Brorson J R, Manzolillo P A, Miller R J
Department of Neurology, University of Chicago, Illinois 60637.
J Neurosci. 1994 Jan;14(1):187-97. doi: 10.1523/JNEUROSCI.14-01-00187.1994.
Initial studies of glutamate receptors activated by kainate (KA) found them to be Ca2+ impermeable. Activation of these receptors was thought to produce Ca2+ influx into neurons only indirectly by Na(+)-dependent depolarization. However, Ca2+ entry via AMPA/KA receptors has now been demonstrated in several neuronal types, including cerebellar Purkinje cells. We have investigated whether such Ca2+ influx is sufficient to induce excitotoxicity in cultures of cerebellar neurons enriched for Purkinje cells. Agonists at non-NMDA receptors induced Ca2+ influx in the majority of these cells, as measured by whole-cell voltage clamp and by fura-2 [Ca2+]i microfluorimetry. To assess excitotoxicity, neurons were exposed to agonists for 20 min and cell survival was evaluated by a fluorescence assay 24 hr later. KA (100 microM) reduced neuronal survival relative to controls to 43 +/- 3% when applied in Na(+)-containing solution and to 45 +/- 3% in Na(+)-free solution. This toxicity was blocked completely by CNQX but only slightly by 100 microM Cd2+ and 50 microM D-(-)-2-amino-5-phosphonovaleric acid. Both Purkinje neurons and non-Purkinje cell types present in the cultures were similarly vulnerable to toxic KA exposure, but the population marked by KA-induced Co2+ uptake was selectively diminished by the excitotoxicity. Na(+)-independent excitotoxicity could also be induced by domoate, AMPA, or glutamate. Compared to KA, NMDA was relatively ineffective in inducing cell death. Most of the KA-induced excitotoxicity could be blocked by removal of extracellular Ca2+ during the KA exposure and for a 5 min period thereafter. Furthermore, antagonists of the Ca(2+)-activated enzymes nitric oxide synthase and calpain significantly reduced the KA-induced cell death. These results show that non-NMDA receptor activation can cause excitotoxicity in cerebellar Purkinje neurons by mechanisms not involving Na+ influx, but rather depending on direct Ca2+ permeation and activation of Ca(2+)-dependent enzymatic processes.
对由红藻氨酸(KA)激活的谷氨酸受体的初步研究发现它们对Ca2+不通透。
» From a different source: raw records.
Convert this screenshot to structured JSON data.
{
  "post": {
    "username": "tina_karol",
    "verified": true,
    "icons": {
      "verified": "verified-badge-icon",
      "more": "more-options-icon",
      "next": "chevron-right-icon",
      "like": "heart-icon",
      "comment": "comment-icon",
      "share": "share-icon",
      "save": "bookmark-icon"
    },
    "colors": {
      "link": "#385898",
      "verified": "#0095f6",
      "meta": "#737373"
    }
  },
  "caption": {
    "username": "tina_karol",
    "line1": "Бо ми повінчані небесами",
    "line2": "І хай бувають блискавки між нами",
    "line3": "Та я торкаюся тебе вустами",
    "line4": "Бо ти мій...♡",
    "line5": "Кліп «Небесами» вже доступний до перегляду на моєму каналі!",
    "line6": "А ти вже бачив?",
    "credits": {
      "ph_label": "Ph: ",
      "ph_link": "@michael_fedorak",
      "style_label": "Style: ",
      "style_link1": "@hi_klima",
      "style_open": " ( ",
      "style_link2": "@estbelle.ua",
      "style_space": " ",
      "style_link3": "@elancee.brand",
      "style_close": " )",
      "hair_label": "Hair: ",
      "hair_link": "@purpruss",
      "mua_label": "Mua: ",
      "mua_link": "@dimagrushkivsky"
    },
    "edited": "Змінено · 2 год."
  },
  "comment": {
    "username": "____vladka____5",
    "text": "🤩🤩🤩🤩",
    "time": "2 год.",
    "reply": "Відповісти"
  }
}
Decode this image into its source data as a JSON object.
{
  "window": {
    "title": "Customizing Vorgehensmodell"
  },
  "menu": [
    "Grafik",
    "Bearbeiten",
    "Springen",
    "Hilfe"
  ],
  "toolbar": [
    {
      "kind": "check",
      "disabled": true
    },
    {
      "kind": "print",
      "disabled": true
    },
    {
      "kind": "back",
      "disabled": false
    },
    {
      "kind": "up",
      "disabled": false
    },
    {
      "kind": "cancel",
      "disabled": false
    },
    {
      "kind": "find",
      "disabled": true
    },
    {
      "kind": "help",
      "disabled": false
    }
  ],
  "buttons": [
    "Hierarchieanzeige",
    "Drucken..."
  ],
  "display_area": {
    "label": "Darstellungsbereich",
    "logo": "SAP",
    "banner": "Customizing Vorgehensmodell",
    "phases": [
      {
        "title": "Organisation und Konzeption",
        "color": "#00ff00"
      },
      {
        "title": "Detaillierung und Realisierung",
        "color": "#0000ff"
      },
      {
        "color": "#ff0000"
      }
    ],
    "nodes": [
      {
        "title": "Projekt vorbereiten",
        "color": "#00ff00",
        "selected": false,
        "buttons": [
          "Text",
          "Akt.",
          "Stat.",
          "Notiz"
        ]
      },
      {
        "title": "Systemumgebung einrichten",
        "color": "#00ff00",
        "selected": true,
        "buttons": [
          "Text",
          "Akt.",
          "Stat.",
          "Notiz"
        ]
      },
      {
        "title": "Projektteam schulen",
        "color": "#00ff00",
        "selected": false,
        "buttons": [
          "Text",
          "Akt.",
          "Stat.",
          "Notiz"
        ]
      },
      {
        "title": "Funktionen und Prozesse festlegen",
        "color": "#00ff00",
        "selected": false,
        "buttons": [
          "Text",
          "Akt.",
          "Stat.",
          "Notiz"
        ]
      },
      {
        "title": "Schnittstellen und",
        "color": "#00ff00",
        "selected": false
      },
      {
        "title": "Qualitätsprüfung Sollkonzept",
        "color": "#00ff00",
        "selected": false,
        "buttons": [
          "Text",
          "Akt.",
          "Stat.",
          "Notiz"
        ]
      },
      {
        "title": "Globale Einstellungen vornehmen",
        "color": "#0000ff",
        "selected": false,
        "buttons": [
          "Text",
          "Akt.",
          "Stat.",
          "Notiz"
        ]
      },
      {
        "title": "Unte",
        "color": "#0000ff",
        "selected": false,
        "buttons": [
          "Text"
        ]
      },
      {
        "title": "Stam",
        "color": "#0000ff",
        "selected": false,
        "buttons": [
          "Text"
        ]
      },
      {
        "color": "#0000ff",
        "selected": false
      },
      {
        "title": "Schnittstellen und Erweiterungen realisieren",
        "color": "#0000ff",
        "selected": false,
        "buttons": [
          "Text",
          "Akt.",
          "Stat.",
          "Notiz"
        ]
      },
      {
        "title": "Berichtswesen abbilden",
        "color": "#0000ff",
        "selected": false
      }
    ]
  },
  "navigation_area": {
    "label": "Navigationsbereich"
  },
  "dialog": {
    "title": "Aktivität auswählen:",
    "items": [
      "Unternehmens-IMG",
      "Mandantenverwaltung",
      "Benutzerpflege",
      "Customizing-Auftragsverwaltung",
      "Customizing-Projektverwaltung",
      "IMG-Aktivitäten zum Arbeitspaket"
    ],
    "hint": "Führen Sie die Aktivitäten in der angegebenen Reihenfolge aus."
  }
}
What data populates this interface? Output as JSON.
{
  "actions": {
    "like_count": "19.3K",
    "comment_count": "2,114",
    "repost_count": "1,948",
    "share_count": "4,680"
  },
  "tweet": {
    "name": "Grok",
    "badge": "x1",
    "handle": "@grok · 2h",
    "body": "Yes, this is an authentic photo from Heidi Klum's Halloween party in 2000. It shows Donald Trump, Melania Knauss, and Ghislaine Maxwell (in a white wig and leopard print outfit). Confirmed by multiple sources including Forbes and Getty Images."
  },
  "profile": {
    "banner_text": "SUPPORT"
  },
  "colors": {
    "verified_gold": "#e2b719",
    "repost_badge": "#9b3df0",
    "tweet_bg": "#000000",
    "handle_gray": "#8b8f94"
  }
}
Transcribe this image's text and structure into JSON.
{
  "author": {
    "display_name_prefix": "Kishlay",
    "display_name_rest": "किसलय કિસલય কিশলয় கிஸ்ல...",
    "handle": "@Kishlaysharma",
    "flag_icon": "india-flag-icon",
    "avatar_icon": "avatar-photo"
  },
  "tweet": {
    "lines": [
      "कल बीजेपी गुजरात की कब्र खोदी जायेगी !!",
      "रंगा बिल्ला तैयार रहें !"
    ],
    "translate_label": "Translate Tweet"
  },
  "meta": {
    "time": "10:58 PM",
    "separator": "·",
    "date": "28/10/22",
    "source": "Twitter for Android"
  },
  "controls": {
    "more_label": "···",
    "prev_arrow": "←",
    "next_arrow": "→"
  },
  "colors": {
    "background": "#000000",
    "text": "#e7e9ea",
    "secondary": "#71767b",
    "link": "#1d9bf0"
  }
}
这些受体的激活被认为仅通过Na(+)-依赖性去极化间接导致Ca2+流入神经元。然而,现在已经在包括小脑浦肯野细胞在内的几种神经元类型中证实了通过AMPA/KA受体的Ca2+内流。我们研究了这种Ca2+内流是否足以在富含浦肯野细胞的小脑神经元培养物中诱导兴奋性毒性。通过全细胞电压钳和fura-2 [Ca2+]i微荧光测定法测量,非NMDA受体的激动剂在大多数这些细胞中诱导了Ca2+内流。为了评估兴奋性毒性,将神经元暴露于激动剂中20分钟,并在24小时后通过荧光测定法评估细胞存活率。当在含Na(+)的溶液中应用时,KA(100 microM)相对于对照将神经元存活率降低至43 +/- 3%,在无Na(+)的溶液中降低至45 +/- 3%。这种毒性被CNQX完全阻断,但仅被100 microM Cd2+和50 microM D-(-)-2-氨基-5-磷酸戊酸轻微阻断。培养物中存在的浦肯野神经元和非浦肯野细胞类型对毒性KA暴露同样敏感,但由KA诱导的Co2+摄取标记的群体因兴奋性毒性而选择性减少。Na(+)-非依赖性兴奋性毒性也可由软骨藻酸、AMPA或谷氨酸诱导。与KA相比,NMDA在诱导细胞死亡方面相对无效。在KA暴露期间及其后5分钟内去除细胞外Ca2+可阻断大部分KA诱导的兴奋性毒性。此外,Ca(2+)-激活酶一氧化氮合酶和钙蛋白酶的拮抗剂显著降低了KA诱导的细胞死亡。这些结果表明,非NMDA受体激活可通过不涉及Na+内流的机制在小脑浦肯野神经元中引起兴奋性毒性,而是取决于直接的Ca2+通透和Ca(2+)-依赖性酶促过程的激活。